The cold weather presented an additional challenge, but Michele was happy to report that they didn’t lose any lambs to exposure. Many of the lambs arrived as quadruplets, triplets or twins. “When we bred last fall, it was beautiful weather; usually, breeding season is cold. Milder temperatures do increase the multiples,” Michele explained.

Lambs born as quadruplets, or quads, as Michele called them, become bottle lambs. She said her kids love having lambs that need to be fed with a bottle.

During the first 24 hours, the lambs receive their vital intake of colostrum, which the ewe stops producing after the first day. “Once they get that, the lambs just come alive!” Michele said. “They get up and like to shake, and then you know they’re good to go.”

After eighty days, the lambs are weaned; Michele said it’s a sad time. “We separate the lambs and the ewes, pushing the ewes out to pasture. The ewes cry for about thirty hours, and then they stop. The lambs will cry for about two days before they settle down.” The lambs aren’t weaned until they’re fully on grain.
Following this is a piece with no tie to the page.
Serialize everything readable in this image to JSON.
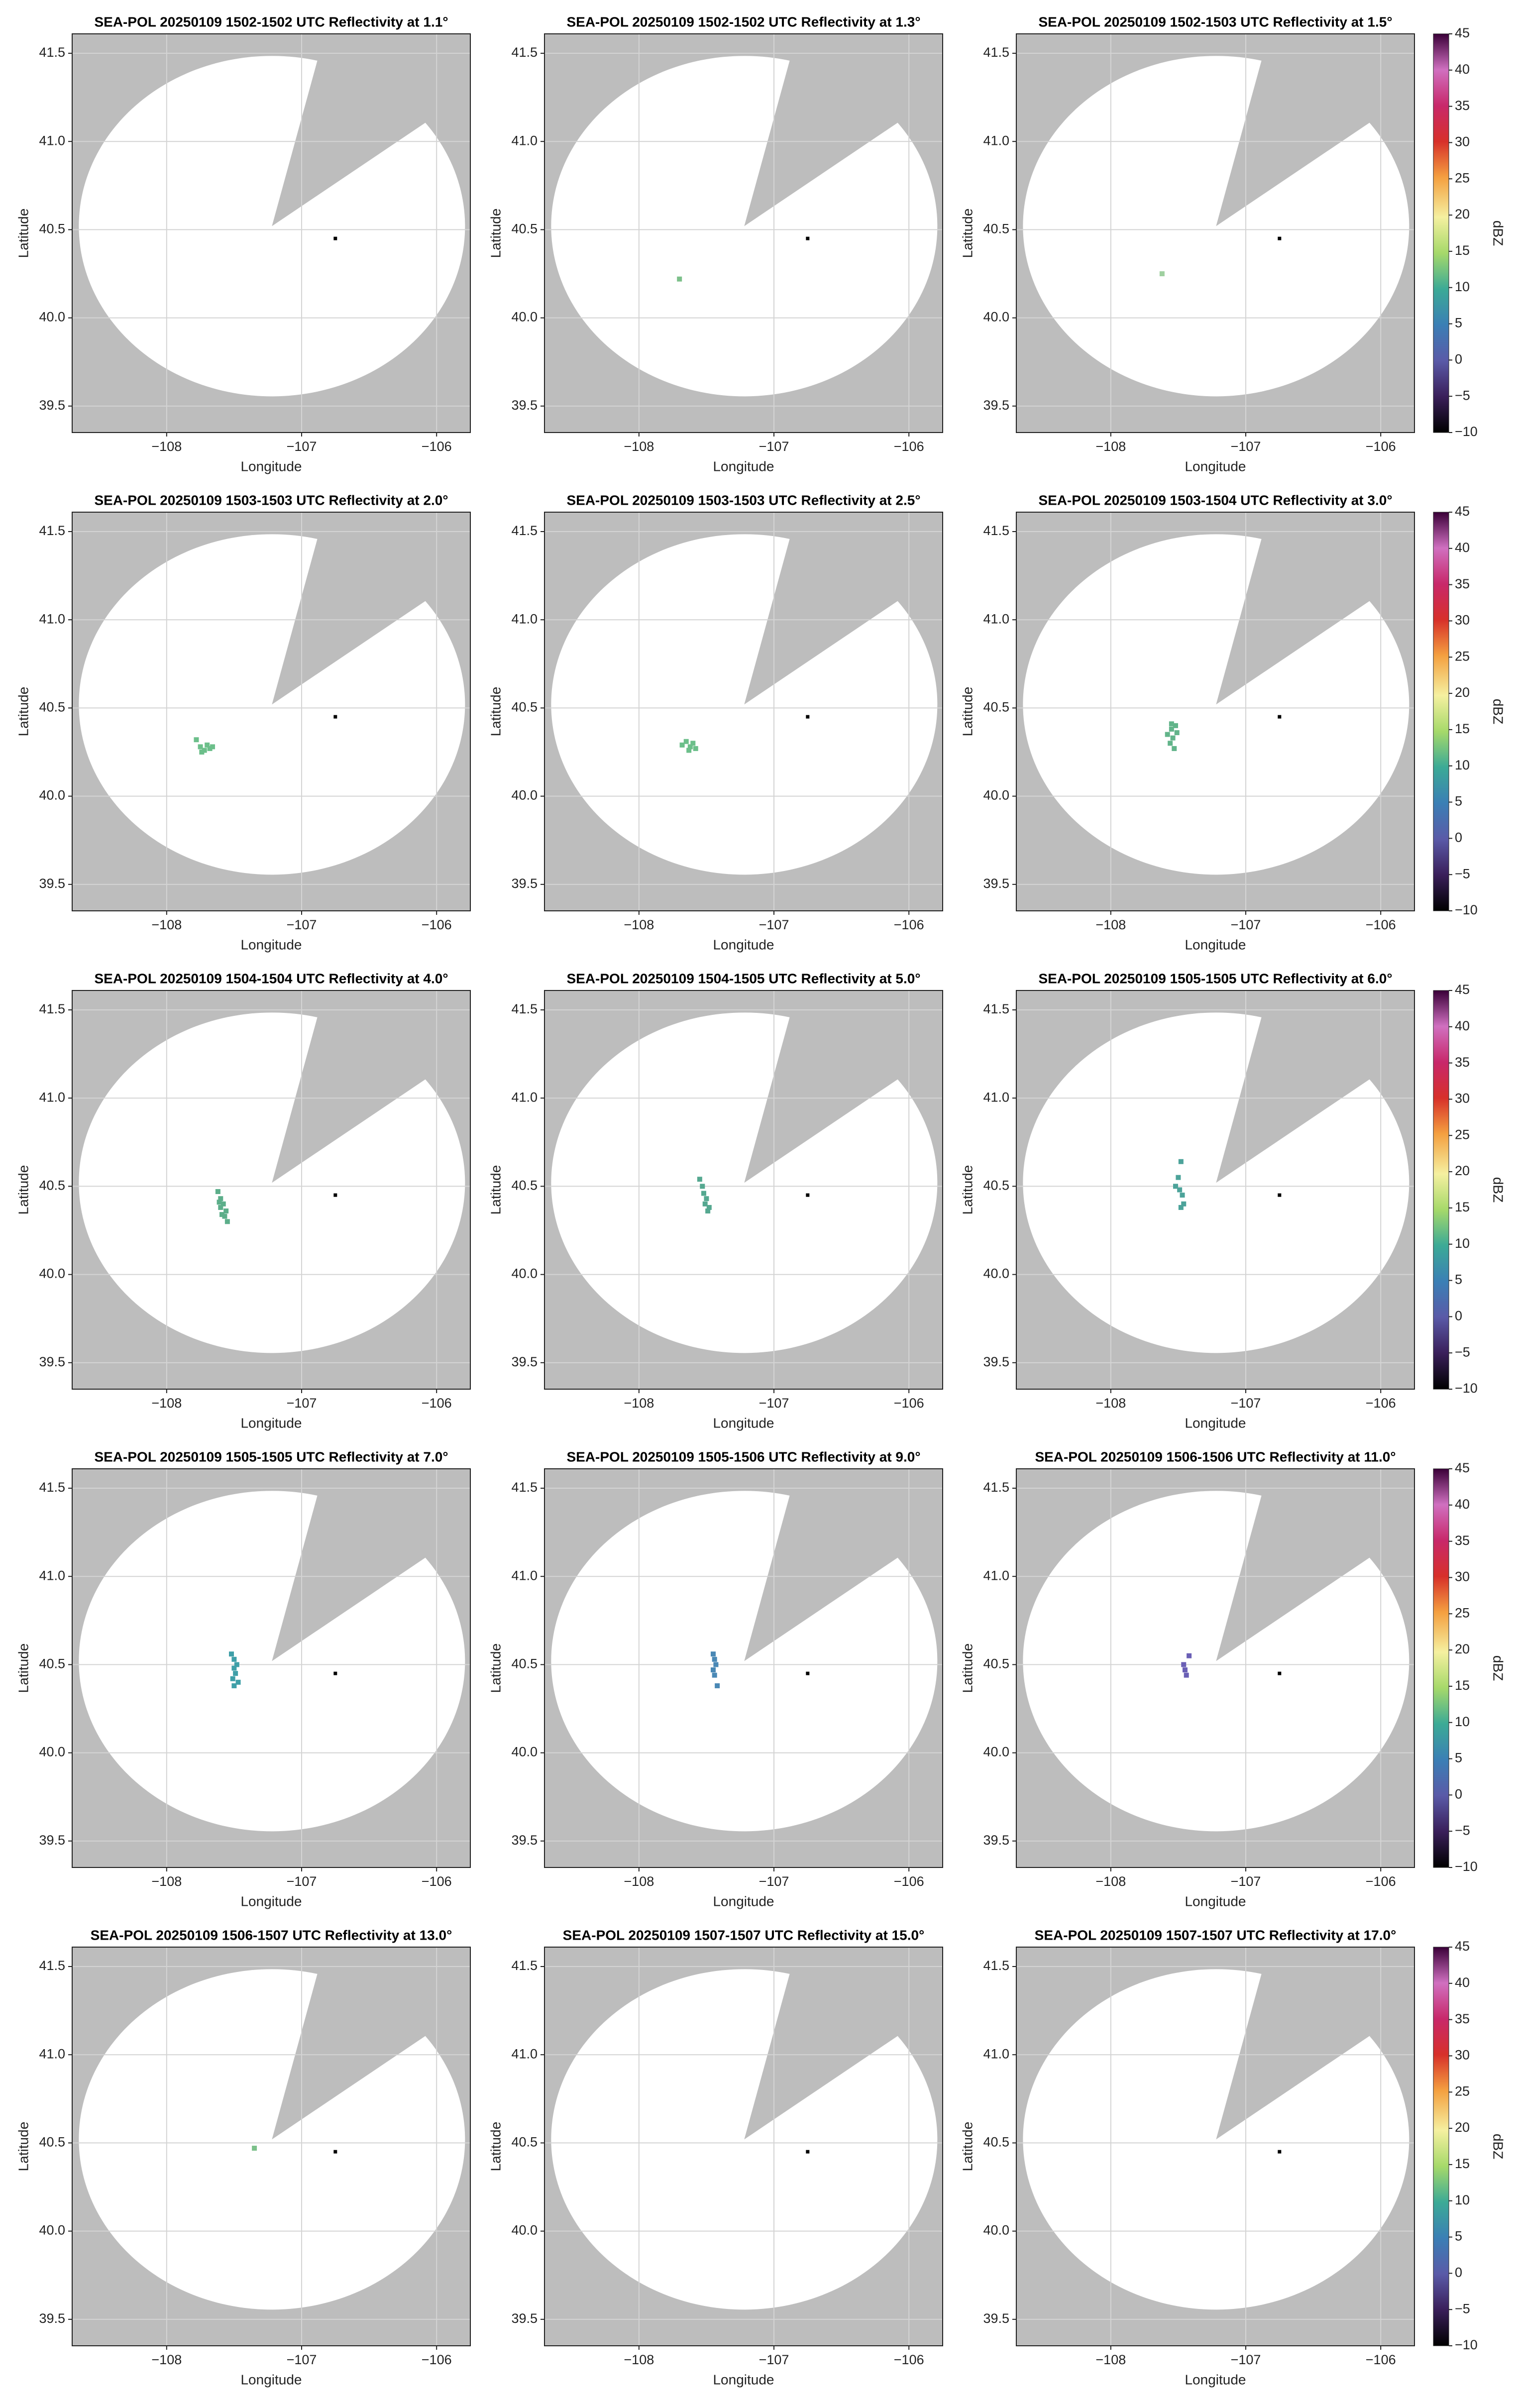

In order to protect the sheep from predators such as coyotes, Circle R Ranch has a six-wire electric fence and three stock dogs. The Rast family trains their own dogs, and noted that anyone who breeds guarding dogs has a waiting list due to the high demand. Michele stressed the importance of having sheep that flock well, since predators attack animals that are lagging behind.

Some time in July or August, the lambs reach the weight of 80-100 pounds and are sent to market. Circle R Ranch works with the Sask. Sheep Board to sell their sheep within Canada, where the consumption is greater than Canadian producers can supply. “We have found the ethnic market to be increasing, which has changed our marketing,” Michele said.
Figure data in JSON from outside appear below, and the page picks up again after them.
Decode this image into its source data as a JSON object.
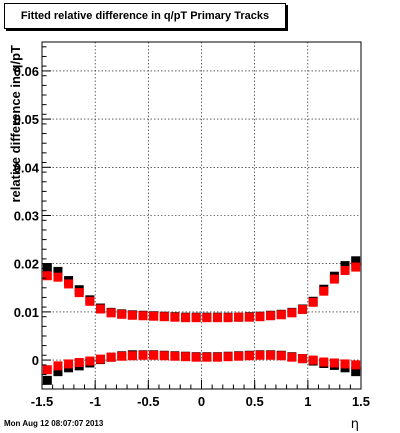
{
  "chart_data": {
    "type": "scatter",
    "title": "Fitted relative difference in q/pT  Primary Tracks",
    "xlabel": "η",
    "ylabel": "relative difference in q/pT",
    "xlim": [
      -1.5,
      1.5
    ],
    "ylim": [
      -0.006,
      0.066
    ],
    "grid": true,
    "xticks": [
      -1.5,
      -1,
      -0.5,
      0,
      0.5,
      1,
      1.5
    ],
    "xtick_labels": [
      "-1.5",
      "-1",
      "-0.5",
      "0",
      "0.5",
      "1",
      "1.5"
    ],
    "yticks": [
      0,
      0.01,
      0.02,
      0.03,
      0.04,
      0.05,
      0.06
    ],
    "ytick_labels": [
      "0",
      "0.01",
      "0.02",
      "0.03",
      "0.04",
      "0.05",
      "0.06"
    ],
    "series_colors": [
      "#000000",
      "#ff0000"
    ],
    "x": [
      -1.45,
      -1.35,
      -1.25,
      -1.15,
      -1.05,
      -0.95,
      -0.85,
      -0.75,
      -0.65,
      -0.55,
      -0.45,
      -0.35,
      -0.25,
      -0.15,
      -0.05,
      0.05,
      0.15,
      0.25,
      0.35,
      0.45,
      0.55,
      0.65,
      0.75,
      0.85,
      0.95,
      1.05,
      1.15,
      1.25,
      1.35,
      1.45
    ],
    "series": [
      {
        "values": [
          0.0192,
          0.0184,
          0.0165,
          0.0146,
          0.0125,
          0.0108,
          0.0099,
          0.0096,
          0.0094,
          0.0093,
          0.0092,
          0.0091,
          0.009,
          0.0089,
          0.0089,
          0.0089,
          0.0089,
          0.0089,
          0.0089,
          0.009,
          0.0091,
          0.0093,
          0.0095,
          0.0099,
          0.0106,
          0.0122,
          0.0147,
          0.0174,
          0.0196,
          0.0206
        ]
      },
      {
        "values": [
          0.0175,
          0.0172,
          0.0158,
          0.014,
          0.0122,
          0.0106,
          0.0098,
          0.0095,
          0.0093,
          0.0092,
          0.0091,
          0.009,
          0.0089,
          0.0088,
          0.0088,
          0.0088,
          0.0088,
          0.0088,
          0.0089,
          0.0089,
          0.009,
          0.0092,
          0.0094,
          0.0098,
          0.0105,
          0.012,
          0.0143,
          0.0168,
          0.0186,
          0.0193
        ]
      },
      {
        "values": [
          -0.0042,
          -0.0024,
          -0.0016,
          -0.0012,
          -0.0006,
          0.0001,
          0.0006,
          0.0009,
          0.0011,
          0.0011,
          0.0011,
          0.001,
          0.0009,
          0.0008,
          0.0007,
          0.0007,
          0.0007,
          0.0008,
          0.0009,
          0.001,
          0.0011,
          0.0011,
          0.001,
          0.0007,
          0.0003,
          -0.0002,
          -0.0007,
          -0.0011,
          -0.0016,
          -0.0024
        ]
      },
      {
        "values": [
          -0.002,
          -0.0012,
          -0.0008,
          -0.0005,
          -0.0002,
          0.0002,
          0.0006,
          0.0008,
          0.0009,
          0.001,
          0.001,
          0.0009,
          0.0008,
          0.0007,
          0.0006,
          0.0006,
          0.0006,
          0.0007,
          0.0008,
          0.0009,
          0.001,
          0.001,
          0.0009,
          0.0006,
          0.0003,
          0.0,
          -0.0004,
          -0.0006,
          -0.0008,
          -0.001
        ]
      }
    ],
    "timestamp": "Mon Aug 12 08:07:07 2013"
  }
}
“It’s a heart-wrenching day when the semi goes down the road. You will see the kids saying goodbye to the lambs that are sticking their noses out of the semi. The dog follows the semi down the road until he can no longer keep up. He is saying goodbye to the ewes,” Michele said.

The Rast family also butcher some of their own animals for their own consumption because that’s what ranchers do. They feed the world, one family at a time.